When learning about Super Mario Bros. speedrunning, you’ll quickly begin hearing about “frame rules.” The reason is because frame rules are part of the bedrock of optimizing speedruns for the game. World record runs are built around staying on the proper frame rule
What is a frame rule? How does it work? Why is it so important? We’ve got the answers for you right here.
What Is A Frame Rule?
Frame rules are essentially what the developers use to track time in the game, specifically in reference to loading the different levels in Super Mario Bros. Rather than tracking every single frame, which the NES likely wasn’t capable of doing, the developers would have the game refresh every certain number of frames, and this would loop continuously throughout the game.
How does this play out? In Super Mario Bros., the game refreshes every 21 frames; that window is considered a frame rule. This means that when Mario reaches the end of a level, how quickly the next level loads will depend on where he is in the frame rule; a player who reaches the end on frame 3 and a player who reaches the end on frame 19 will both be on the same frame rule.
Famed Mario speedrunner Darbian illustrates the concept with an analogy: Imagine a bus stop where a bus arrives every 21 frames. If Mario reaches a bus right before it leaves, he will immediately start the next level. However, if he just misses the bus, he will have to wait for the additional frames for the level to load.

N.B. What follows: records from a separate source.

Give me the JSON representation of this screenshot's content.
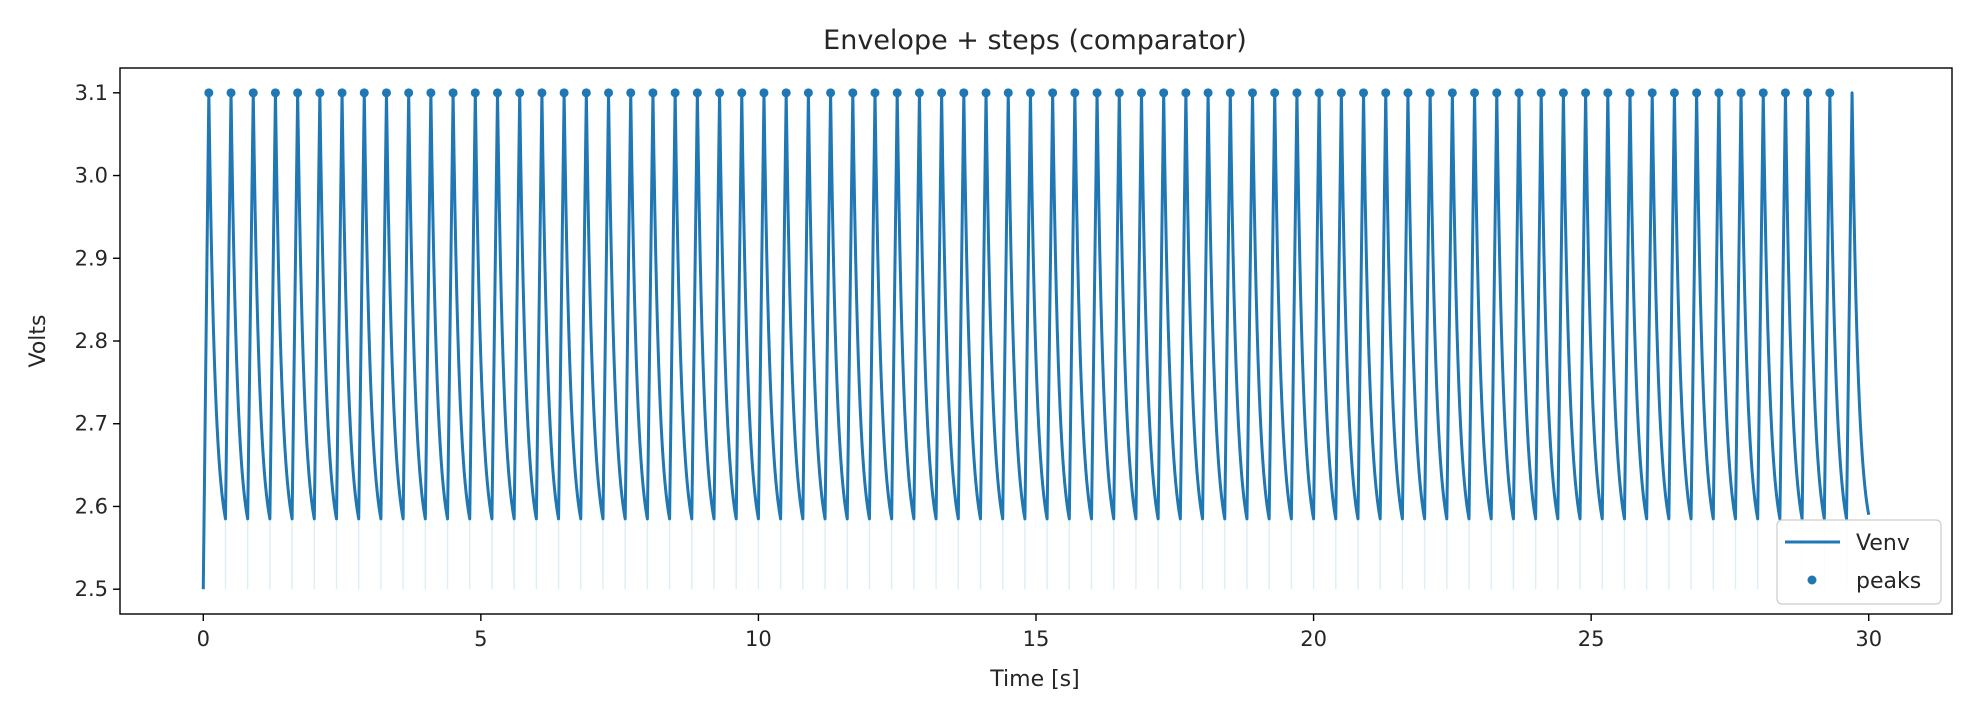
{
  "chart_data": {
    "type": "line",
    "title": "Envelope + steps (comparator)",
    "xlabel": "Time [s]",
    "ylabel": "Volts",
    "xlim": [
      -1.5,
      31.5
    ],
    "ylim": [
      2.47,
      3.13
    ],
    "xticks": [
      0,
      5,
      10,
      15,
      20,
      25,
      30
    ],
    "yticks": [
      2.5,
      2.6,
      2.7,
      2.8,
      2.9,
      3.0,
      3.1
    ],
    "legend": {
      "position": "bottom-right",
      "entries": [
        {
          "label": "Venv",
          "kind": "line"
        },
        {
          "label": "peaks",
          "kind": "marker"
        }
      ]
    },
    "colors": {
      "series": "#1f77b4",
      "steps": "#c8e3ee"
    },
    "envelope": {
      "start_value": 2.5,
      "peak_value": 3.1,
      "trough_value": 2.585,
      "start_time": 0,
      "end_time": 30,
      "end_value": 2.59,
      "cycle_count": 75,
      "first_peak_time": 0.1,
      "peak_spacing": 0.4,
      "rise_time": 0.1
    },
    "series": [
      {
        "name": "Venv",
        "kind": "line"
      },
      {
        "name": "peaks",
        "kind": "scatter",
        "times_rule": "every rising peak except the last",
        "value": 3.1
      }
    ],
    "steps": {
      "bottom": 2.5,
      "top": 2.585,
      "times_rule": "at each trough"
    }
  }
}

How Do Frame Rules Affect Speedrunning?
The two major factors that frame rules play a role in are time and enemy patterns.
In regards to time, catching frame rules right at the refresh rate means that you won’t have to wait as long for the level to load. Additionally, frame rules can serve as a window for making up time; if a runner makes a mistake earlier in the level, but is still able to reach the end of the level in that 21-frame window, the runner will stay on the optimal frame rule despite being “technically” behind.
Frame rules are essential for determining enemy spawns and patterns. How Hammer Bros. react, the way fish maneuver in the water levels and how Bowser acts in each castle is determined by the frame rule a runner is on. As a result, speedrunners will base their runs on optimizing to stay on frame rules that allow them to constantly know what enemies will do and move around them accordingly.
In the world of top-level speedrunning, where world records are decided by frames, knowing frame rules inside and out, as well as how to maintain them during a run, is essential.
Why Is The Frame Rule Every 21 Frames?
There’s no clear cut answer for this; some say it was intended to be every 20 frames, and there was an off-by-one error in implementation.
The set amount of frames between refreshes in a frame rule are a decision made by developers. It would’ve been too much to check if the level was finished on every frame, especially in these older games on the NES. The 21-frames was a nice compromise that allows the game to avoid constantly refreshing to see if the level is finished while also not being so long so as to affect the players’ experience. After all, who wants to wait for load times in a speedrun?